Sir: Yet another piece of English community and tradition killed off and the centre of a village community trashed.

In my pub, there is no chit-chat and happy hubbub at the bar; they've gone outside, those who can be bothered to come at all. The "pint-and-a-fag-on-the-way-home-from-work boys" have all gone home. The non-smokers sit out with the smokers and there is no banter with the staff any more.

Good on you non-smokers who say it's a nicer place to be; the two Cokes you bought yesterday will pay all my bills.

A personal choice? Good extractors? A choice to enter this predominately traditional smoking environment? Diplomatic? Ah yes, diplomatic immunity for some. Are the diplomats who escape this ban immune to lung cancer or indeed to the effect on good, honest, hardworking taxpayers like myself who have been hit again?

I did not want this. For those this blanket smoking ban benefits, it has ruined many, many more. It has killed not just our pub but many others. And the icing on the cake? If I don't police it they will fine me. Sorry, England, but the pub culture we've shared for centuries is finished.



Sir: Imagine a democratic country with the following problems: streets littered with fag-ends; groups of smokers cluttering the pavements; police and snitch phone lines; millions of pounds spent on enforcing a blanket ban; huge fines for breaking the law, and outside patio heaters helping pollute the atmosphere.

This a country unwilling to ban tobacco outright because of the massive tax revenue it generates.

One possible answer to these problems would be designated, sheltered places to confine smokers. We could call them pubs.



Hidden tragedy of Burma's refugees

Sir: The situation in Burma is certainly as appalling as your front-page report and leading article suggest, and Aung San Suu Kyi supports a boycott, even of tourism, which may have minor advantages in terms of income and contact for the people.

There is another tragic aspect, referred to obliquely in the mention of crowded refugee camps in Thailand. Many flee Burma and become illegal immigrants in that neighbouring country, where they are exploited mainly by building contractors. They work for less than the minimum wage of about £3 a day, often under dangerous conditions.

They also work on beaches and at resorts and it is believed that up to 2,000 lost their lives at the time of the tsunami, with most bodies ending up in mass graves.

They are inevitably harassed by the police, to whom they pay bribes. Many of the youngsters are taking drugs and some are prostitutes. Those with some money return sporadically to Burma with aid for their families and are taken across the border at considerable financial cost, being picked up a week or two later, again by the police.

In short, the situation is barbaric within Burma, but for those who escape the regime the situation is also harsh and fraught with problems.



Trees can help slow effects of flooding

Sir: England has the lowest percentage of tree cover in Europe and recent aerial photographs of flooded areas highlight how few there are.
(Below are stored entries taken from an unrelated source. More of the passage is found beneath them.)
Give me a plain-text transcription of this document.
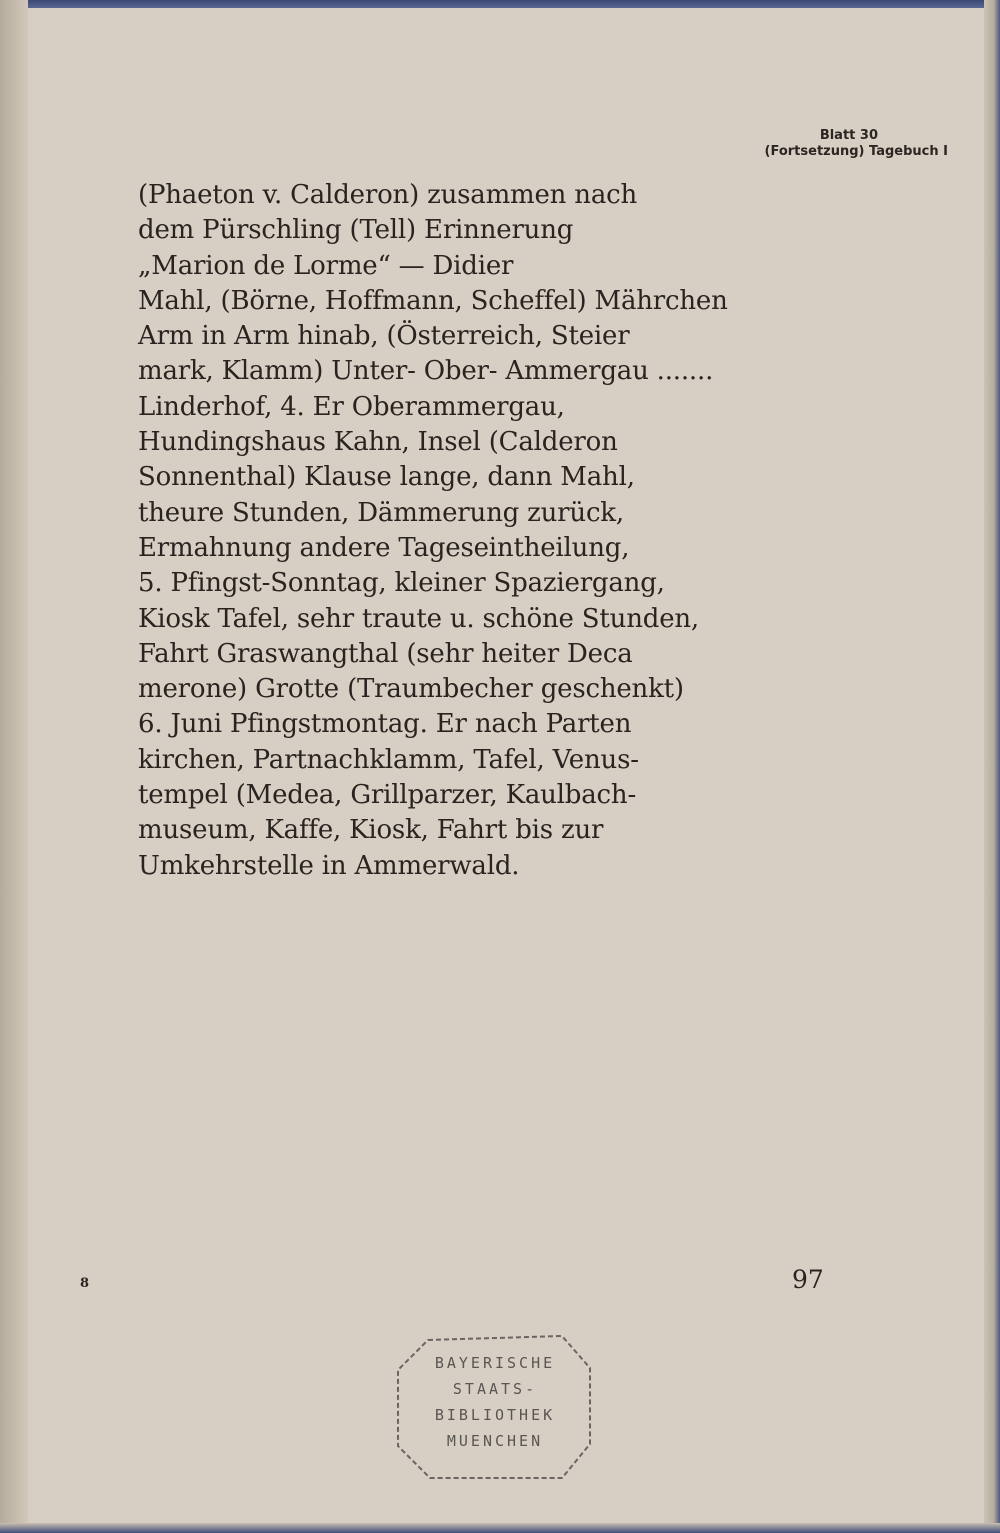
Blatt 30
(Fortsetzung) Tagebuch I
(Phaeton v. Calderon) zusammen nach
dem Pürschling (Tell) Erinnerung
„Marion de Lorme“ — Didier
Mahl, (Börne, Hoffmann, Scheffel) Mährchen
Arm in Arm hinab, (Österreich, Steier
mark, Klamm) Unter- Ober- Ammergau .......
Linderhof, 4. Er Oberammergau,
Hundingshaus Kahn, Insel (Calderon
Sonnenthal) Klause lange, dann Mahl,
theure Stunden, Dämmerung zurück,
Ermahnung andere Tageseintheilung,
5. Pfingst-Sonntag, kleiner Spaziergang,
Kiosk Tafel, sehr traute u. schöne Stunden,
Fahrt Graswangthal (sehr heiter Deca
merone) Grotte (Traumbecher geschenkt)
6. Juni Pfingstmontag. Er nach Parten
kirchen, Partnachklamm, Tafel, Venus-
tempel (Medea, Grillparzer, Kaulbach-
museum, Kaffe, Kiosk, Fahrt bis zur
Umkehrstelle in Ammerwald.
8	97
BAYERISCHE
STAATS-
BIBLIOTHEK
MUENCHEN
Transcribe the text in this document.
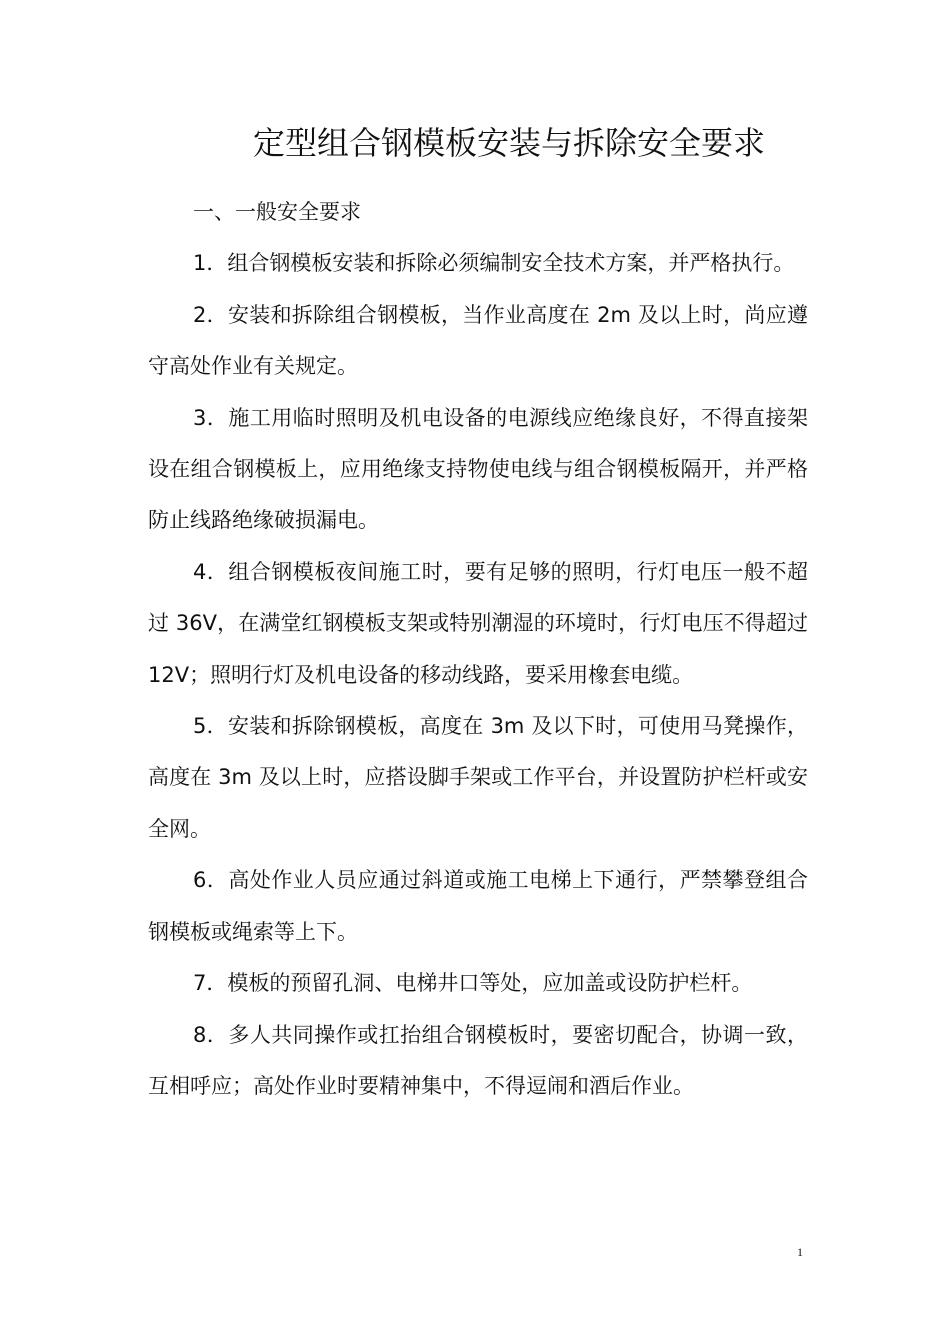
定型组合钢模板安装与拆除安全要求

一、一般安全要求

1．组合钢模板安装和拆除必须编制安全技术方案，并严格执行。

2．安装和拆除组合钢模板，当作业高度在 2m 及以上时，尚应遵守高处作业有关规定。

3．施工用临时照明及机电设备的电源线应绝缘良好，不得直接架设在组合钢模板上，应用绝缘支持物使电线与组合钢模板隔开，并严格防止线路绝缘破损漏电。

4．组合钢模板夜间施工时，要有足够的照明，行灯电压一般不超过 36V，在满堂红钢模板支架或特别潮湿的环境时，行灯电压不得超过 12V；照明行灯及机电设备的移动线路，要采用橡套电缆。

5．安装和拆除钢模板，高度在 3m 及以下时，可使用马凳操作，高度在 3m 及以上时，应搭设脚手架或工作平台，并设置防护栏杆或安全网。

6．高处作业人员应通过斜道或施工电梯上下通行，严禁攀登组合钢模板或绳索等上下。

7．模板的预留孔洞、电梯井口等处，应加盖或设防护栏杆。

8．多人共同操作或扛抬组合钢模板时，要密切配合，协调一致，互相呼应；高处作业时要精神集中，不得逗闹和酒后作业。

1
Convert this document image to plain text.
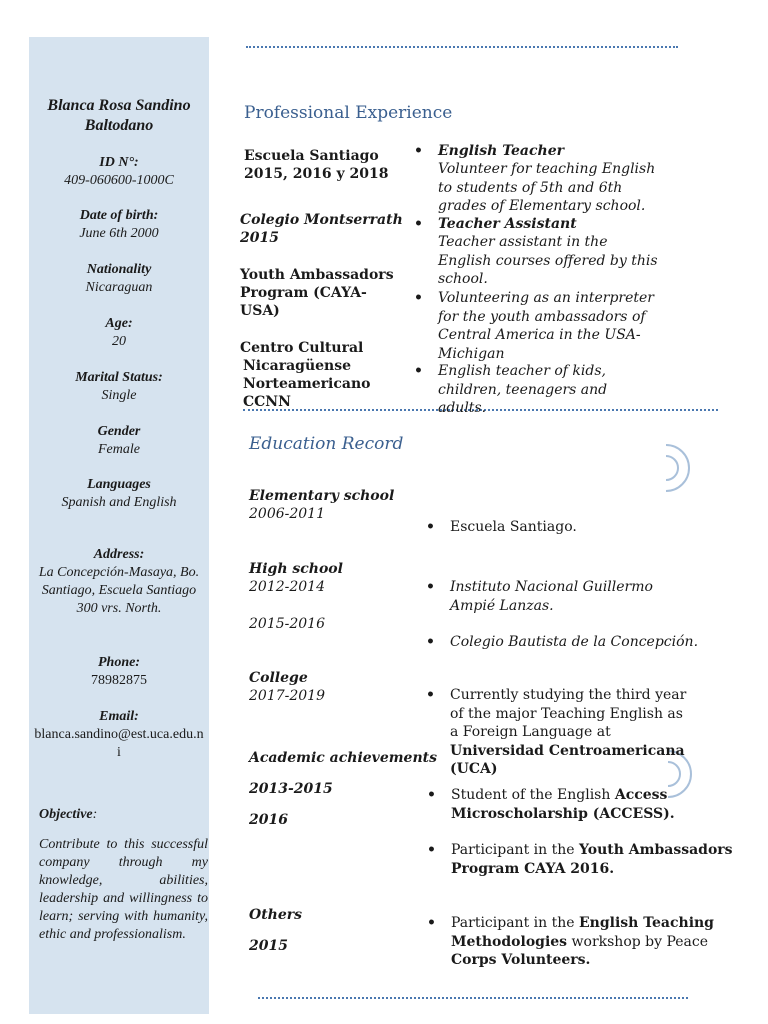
Blanca Rosa Sandino Baltodano
ID N°:
409-060600-1000C
Date of birth:
June 6th 2000
Nationality
Nicaraguan
Age:
20
Marital Status:
Single
Gender
Female
Languages
Spanish and English
Address:
La Concepción-Masaya, Bo. Santiago, Escuela Santiago 300 vrs. North.
Phone:
78982875
Email:
blanca.sandino@est.uca.edu.ni
Objective:
Contribute to this successful company through my knowledge, abilities, leadership and willingness to learn; serving with humanity, ethic and professionalism.
Professional Experience
Escuela Santiago
2015, 2016 y 2018
Colegio Montserrath
2015
Youth Ambassadors
Program (CAYA-
USA)
Centro Cultural
Nicaragüense
Norteamericano CCNN
• English Teacher
Volunteer for teaching English to students of 5th and 6th grades of Elementary school.
• Teacher Assistant
Teacher assistant in the English courses offered by this school.
• Volunteering as an interpreter for the youth ambassadors of Central America in the USA-Michigan
• English teacher of kids, children, teenagers and adults.
Education Record
Elementary school
2006-2011
High school
2012-2014
2015-2016
College
2017-2019
Academic achievements
2013-2015
2016
Others
2015
• Escuela Santiago.
• Instituto Nacional Guillermo Ampié Lanzas.
• Colegio Bautista de la Concepción.
• Currently studying the third year of the major Teaching English as a Foreign Language at Universidad Centroamericana (UCA)
• Student of the English Access Microscholarship (ACCESS).
• Participant in the Youth Ambassadors Program CAYA 2016.
• Participant in the English Teaching Methodologies workshop by Peace Corps Volunteers.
Research estimates that on average each large growing tree more than 30 years old intercepts about 2,000 litres (4,400 pints) of rainfall per annum. Not only do trees slow the speed at which precipitation enters streams and rivers, they also reduce the urban heat-island effect, filter out pollutants and cool the run-off.

Urban trees are being lost at a rate of more than 20 per cent per decade, largely due to fears of litigation and insurance claims, with many local authorities removing more trees than they plant. Replacement trees are generally species smaller in stature, shorter-lived and less effective in mitigating the impact of heavy rainfall.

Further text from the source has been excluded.